We ended thinking it had to be a hardware issue and I was going to replace my Macbook. To make sure, I went ahead and reinstalled macOS Mojave.

I set up the dev environment again and... everything was working. Not a single issue with VirtualBox.

I was super annoyed about all the time I wasted, and even more frustrated because I couldn't find the root of the problem. It had to be my fault.

Fast-forward to a few mornings later. I start my vagrant VM, and to my surprise Vagrant can't connect to it via SSH. I try again, make sure the network works, and end up re-provisioning the VM. To my surprise, I am greeted with a kernel panic inside the VM.

"Not again..." I was thinking.

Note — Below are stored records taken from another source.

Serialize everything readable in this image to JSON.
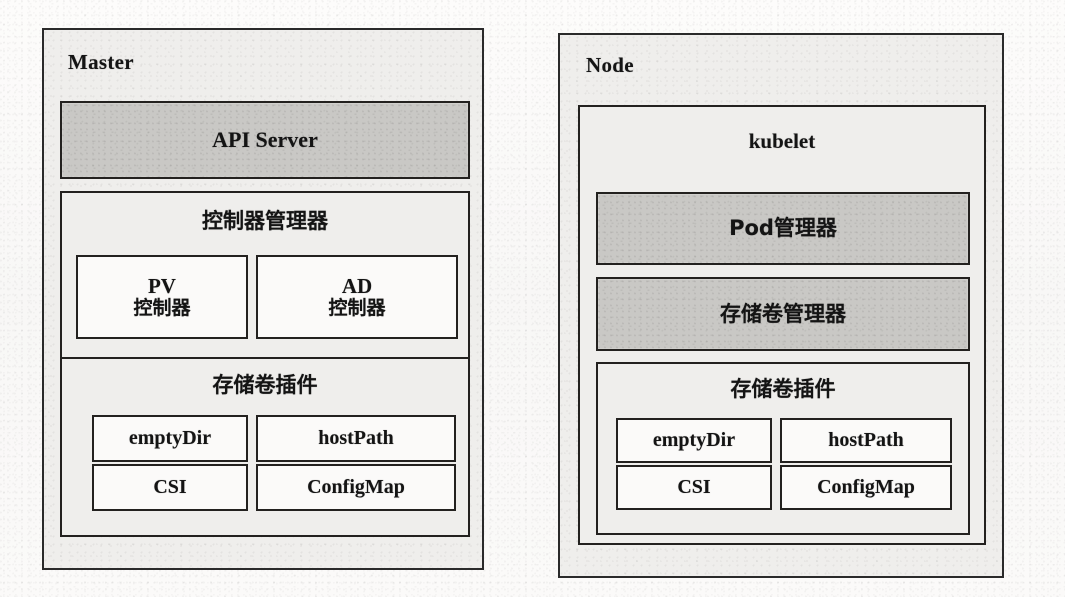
{
  "diagram": {
    "title_master": "Master",
    "title_node": "Node",
    "panels": [
      {
        "name": "master",
        "title": "Master",
        "blocks": {
          "api_server": "API Server",
          "controller_manager": "控制器管理器",
          "pv_controller_line1": "PV",
          "pv_controller_line2": "控制器",
          "ad_controller_line1": "AD",
          "ad_controller_line2": "控制器",
          "volume_plugin": "存储卷插件",
          "plugins": [
            "emptyDir",
            "hostPath",
            "CSI",
            "ConfigMap"
          ]
        }
      },
      {
        "name": "node",
        "title": "Node",
        "blocks": {
          "kubelet": "kubelet",
          "pod_manager": "Pod管理器",
          "volume_manager": "存储卷管理器",
          "volume_plugin": "存储卷插件",
          "plugins": [
            "emptyDir",
            "hostPath",
            "CSI",
            "ConfigMap"
          ]
        }
      }
    ],
    "colors": {
      "paper_background": "#fbfafa",
      "panel_fill": "#efeeec",
      "shaded_fill": "#c9c8c5",
      "white_fill": "#fbfaf9",
      "stroke": "#23211f",
      "text": "#141414"
    }
  }
}
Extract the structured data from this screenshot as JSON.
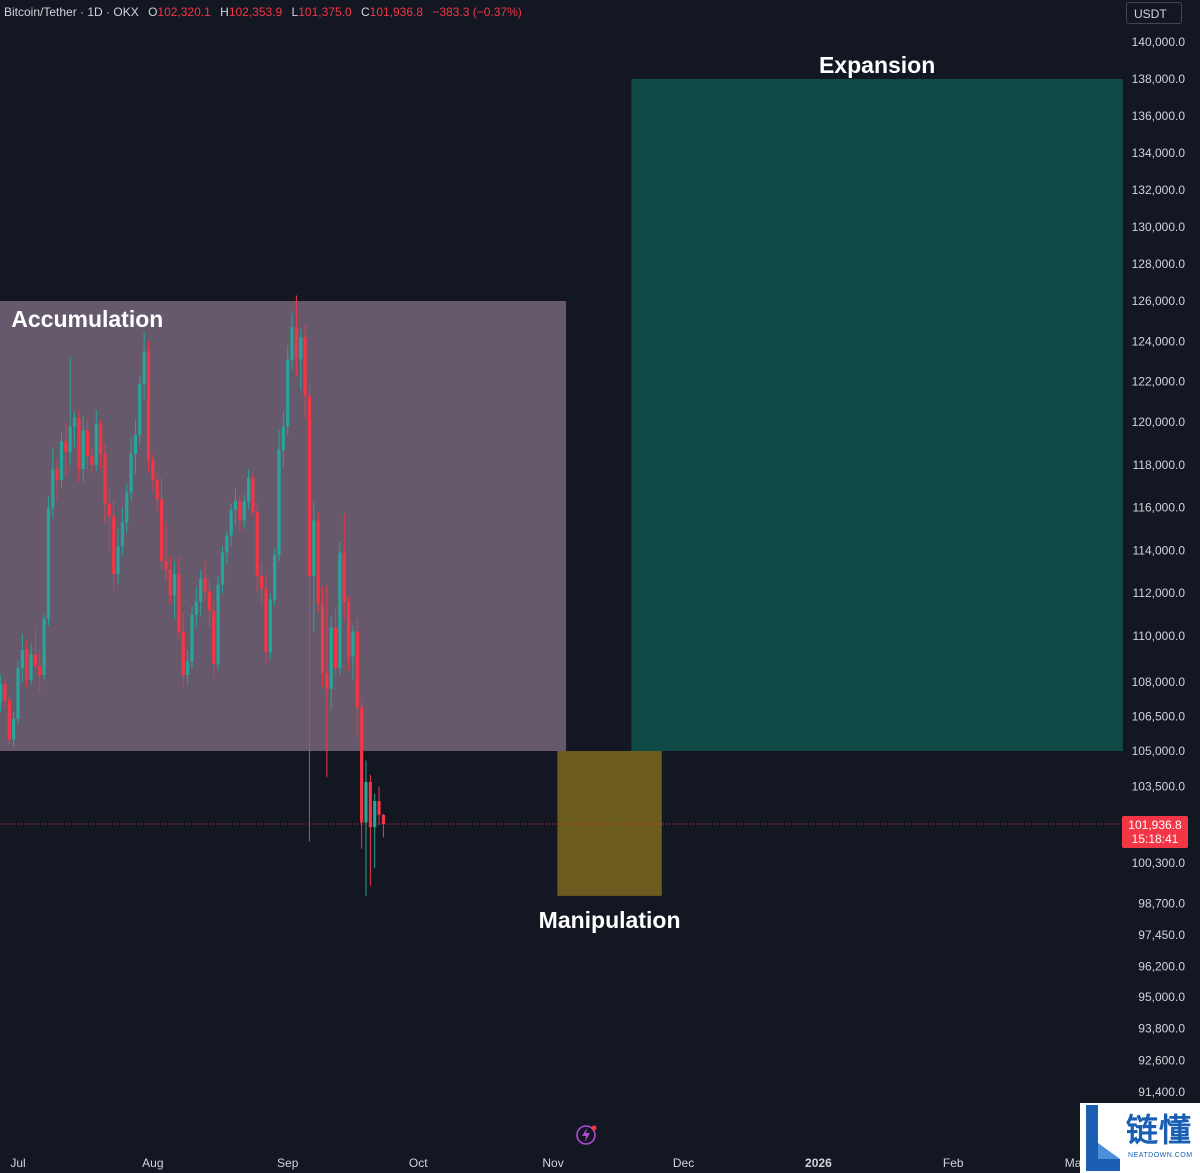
{
  "header": {
    "symbol": "Bitcoin/Tether · 1D · OKX",
    "open_label": "O",
    "open_value": "102,320.1",
    "high_label": "H",
    "high_value": "102,353.9",
    "low_label": "L",
    "low_value": "101,375.0",
    "close_label": "C",
    "close_value": "101,936.8",
    "change": "−383.3 (−0.37%)"
  },
  "currency": "USDT",
  "current_price": {
    "price": "101,936.8",
    "countdown": "15:18:41"
  },
  "colors": {
    "background": "#131722",
    "up": "#26a69a",
    "down": "#f23645",
    "accumulation_zone": "#66596c",
    "manipulation_zone": "#6b5b1f",
    "expansion_zone": "#0f4a46"
  },
  "icons": {
    "replay": "lightning-replay-icon",
    "watermark": "neatdown-logo"
  },
  "watermark": {
    "text_cn": "链懂",
    "text_en": "NEATDOWN.COM"
  },
  "chart_data": {
    "type": "candlestick",
    "series": [
      {
        "name": "BTC/USDT",
        "start": "2025-06-26"
      }
    ],
    "ylabels": [
      "140,000.0",
      "138,000.0",
      "136,000.0",
      "134,000.0",
      "132,000.0",
      "130,000.0",
      "128,000.0",
      "126,000.0",
      "124,000.0",
      "122,000.0",
      "120,000.0",
      "118,000.0",
      "116,000.0",
      "114,000.0",
      "112,000.0",
      "110,000.0",
      "108,000.0",
      "106,500.0",
      "105,000.0",
      "103,500.0",
      "100,300.0",
      "98,700.0",
      "97,450.0",
      "96,200.0",
      "95,000.0",
      "93,800.0",
      "92,600.0",
      "91,400.0"
    ],
    "xlabels": [
      "Jul",
      "Aug",
      "Sep",
      "Oct",
      "Nov",
      "Dec",
      "2026",
      "Feb",
      "Mar"
    ],
    "ohlc": [
      [
        106200,
        107500,
        105600,
        107100
      ],
      [
        107100,
        108300,
        106700,
        107900
      ],
      [
        107900,
        108100,
        106900,
        107200
      ],
      [
        107200,
        107400,
        105300,
        105500
      ],
      [
        105500,
        106700,
        105200,
        106400
      ],
      [
        106400,
        108900,
        106200,
        108600
      ],
      [
        108600,
        110100,
        108000,
        109400
      ],
      [
        109400,
        109800,
        107800,
        108100
      ],
      [
        108100,
        109700,
        107900,
        109200
      ],
      [
        109200,
        110300,
        108500,
        108700
      ],
      [
        108700,
        109400,
        107600,
        108300
      ],
      [
        108300,
        111000,
        108100,
        110800
      ],
      [
        110800,
        116500,
        110500,
        116000
      ],
      [
        116000,
        118800,
        115500,
        117800
      ],
      [
        117800,
        118300,
        116300,
        117300
      ],
      [
        117300,
        119500,
        116900,
        119100
      ],
      [
        119100,
        120000,
        117500,
        118600
      ],
      [
        118600,
        123200,
        118000,
        119800
      ],
      [
        119800,
        120500,
        118800,
        120200
      ],
      [
        120200,
        120600,
        117200,
        117800
      ],
      [
        117800,
        120300,
        117200,
        119600
      ],
      [
        119600,
        120200,
        117800,
        118400
      ],
      [
        118400,
        118800,
        117600,
        118000
      ],
      [
        118000,
        120600,
        117700,
        119900
      ],
      [
        119900,
        120100,
        117800,
        118500
      ],
      [
        118500,
        119000,
        115300,
        116200
      ],
      [
        116200,
        117000,
        114000,
        115600
      ],
      [
        115600,
        116300,
        112100,
        112900
      ],
      [
        112900,
        115000,
        112400,
        114200
      ],
      [
        114200,
        116000,
        113800,
        115300
      ],
      [
        115300,
        117100,
        114800,
        116700
      ],
      [
        116700,
        119300,
        116300,
        118500
      ],
      [
        118500,
        120100,
        117600,
        119400
      ],
      [
        119400,
        122300,
        119000,
        121900
      ],
      [
        121900,
        124500,
        121100,
        123500
      ],
      [
        123500,
        124000,
        117700,
        118200
      ],
      [
        118200,
        118500,
        116800,
        117300
      ],
      [
        117300,
        117600,
        115800,
        116400
      ],
      [
        116400,
        117400,
        113100,
        113500
      ],
      [
        113500,
        115300,
        112600,
        113100
      ],
      [
        113100,
        113700,
        111500,
        111900
      ],
      [
        111900,
        113500,
        110800,
        112900
      ],
      [
        112900,
        113700,
        109900,
        110200
      ],
      [
        110200,
        111100,
        107800,
        108300
      ],
      [
        108300,
        109400,
        107900,
        108900
      ],
      [
        108900,
        111400,
        108600,
        111000
      ],
      [
        111000,
        112300,
        110400,
        111600
      ],
      [
        111600,
        113100,
        110900,
        112700
      ],
      [
        112700,
        113500,
        111600,
        112100
      ],
      [
        112100,
        112700,
        110400,
        111200
      ],
      [
        111200,
        111700,
        108200,
        108800
      ],
      [
        108800,
        112800,
        108500,
        112400
      ],
      [
        112400,
        114200,
        112000,
        113900
      ],
      [
        113900,
        114900,
        113300,
        114700
      ],
      [
        114700,
        116200,
        114200,
        115900
      ],
      [
        115900,
        116900,
        115200,
        116300
      ],
      [
        116300,
        116600,
        114900,
        115400
      ],
      [
        115400,
        116600,
        115000,
        116300
      ],
      [
        116300,
        117800,
        115900,
        117400
      ],
      [
        117400,
        117600,
        115600,
        115800
      ],
      [
        115800,
        116200,
        112000,
        112800
      ],
      [
        112800,
        113400,
        111500,
        112200
      ],
      [
        112200,
        112900,
        108800,
        109300
      ],
      [
        109300,
        112000,
        109000,
        111700
      ],
      [
        111700,
        114100,
        111400,
        113800
      ],
      [
        113800,
        119600,
        113500,
        118700
      ],
      [
        118700,
        120500,
        117900,
        119800
      ],
      [
        119800,
        123800,
        119400,
        123100
      ],
      [
        123100,
        125400,
        122600,
        124700
      ],
      [
        124700,
        126300,
        122300,
        123100
      ],
      [
        123100,
        124600,
        121600,
        124200
      ],
      [
        124200,
        124800,
        120200,
        121300
      ],
      [
        121300,
        122000,
        101200,
        112800
      ],
      [
        112800,
        116300,
        110200,
        115400
      ],
      [
        115400,
        115800,
        111100,
        111500
      ],
      [
        111500,
        112300,
        107800,
        108400
      ],
      [
        108400,
        112400,
        103900,
        107700
      ],
      [
        107700,
        110900,
        106800,
        110400
      ],
      [
        110400,
        111300,
        108200,
        108600
      ],
      [
        108600,
        114400,
        108300,
        113900
      ],
      [
        113900,
        115700,
        110800,
        111600
      ],
      [
        111600,
        111900,
        108500,
        109100
      ],
      [
        109100,
        110500,
        108100,
        110200
      ],
      [
        110200,
        110800,
        105600,
        106900
      ],
      [
        106900,
        107300,
        100900,
        102000
      ],
      [
        102000,
        104600,
        99000,
        103700
      ],
      [
        103700,
        104000,
        99400,
        101800
      ],
      [
        101800,
        103200,
        100100,
        102900
      ],
      [
        102900,
        103500,
        101900,
        102320
      ],
      [
        102320,
        102354,
        101375,
        101937
      ]
    ],
    "annotations": [
      {
        "type": "rect",
        "label": "Accumulation",
        "from": "2025-06-26",
        "to": "2025-11-04",
        "y1": 105000,
        "y2": 126000
      },
      {
        "type": "rect",
        "label": "Manipulation",
        "from": "2025-11-02",
        "to": "2025-11-26",
        "y1": 99000,
        "y2": 105000
      },
      {
        "type": "rect",
        "label": "Expansion",
        "from": "2025-11-19",
        "to": "2026-03-12",
        "y1": 105000,
        "y2": 138000
      }
    ],
    "last_price": 101936.8
  }
}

Okay, It must be me, it must be something I installed since the last time I used the VM.

I look at my shell history and see:

brew cask install intel-power-gadget

Everything finally made sense.

Intel Power Gadget

Intel Power Gadget is a neat tiny tool (Intel-made) that shows statistics about an Intel CPU and GPU. I can be useful to gain some insight on a system, and is also required for showing frequencies in iStat Menus.

However, it installs a Kernel extension (EnergyDriver.kext), which is needed for accessing the data, or so I suppose.

My guts were telling me that is was this kernel module that was messing with my VMs, although according to macOS system logs, nothing was wrong.

After a quick brew zap and a reboot, I was finally able to provision my VM peacefully.

I'm still mad about this but if it saves someone precious hours of their lives, my job here is done.

As I said using multiple versions of VirtualBox didn't help, and I'm not sure it is tied to a specific macOS version, although I'm on Mojave 10.15.3. The Intel Power Gadget version I installed was 3.7.0.

My other Macbook Pro with the exact same version of macOS but Intel Power Gadget 3.6.0 does not seem affected.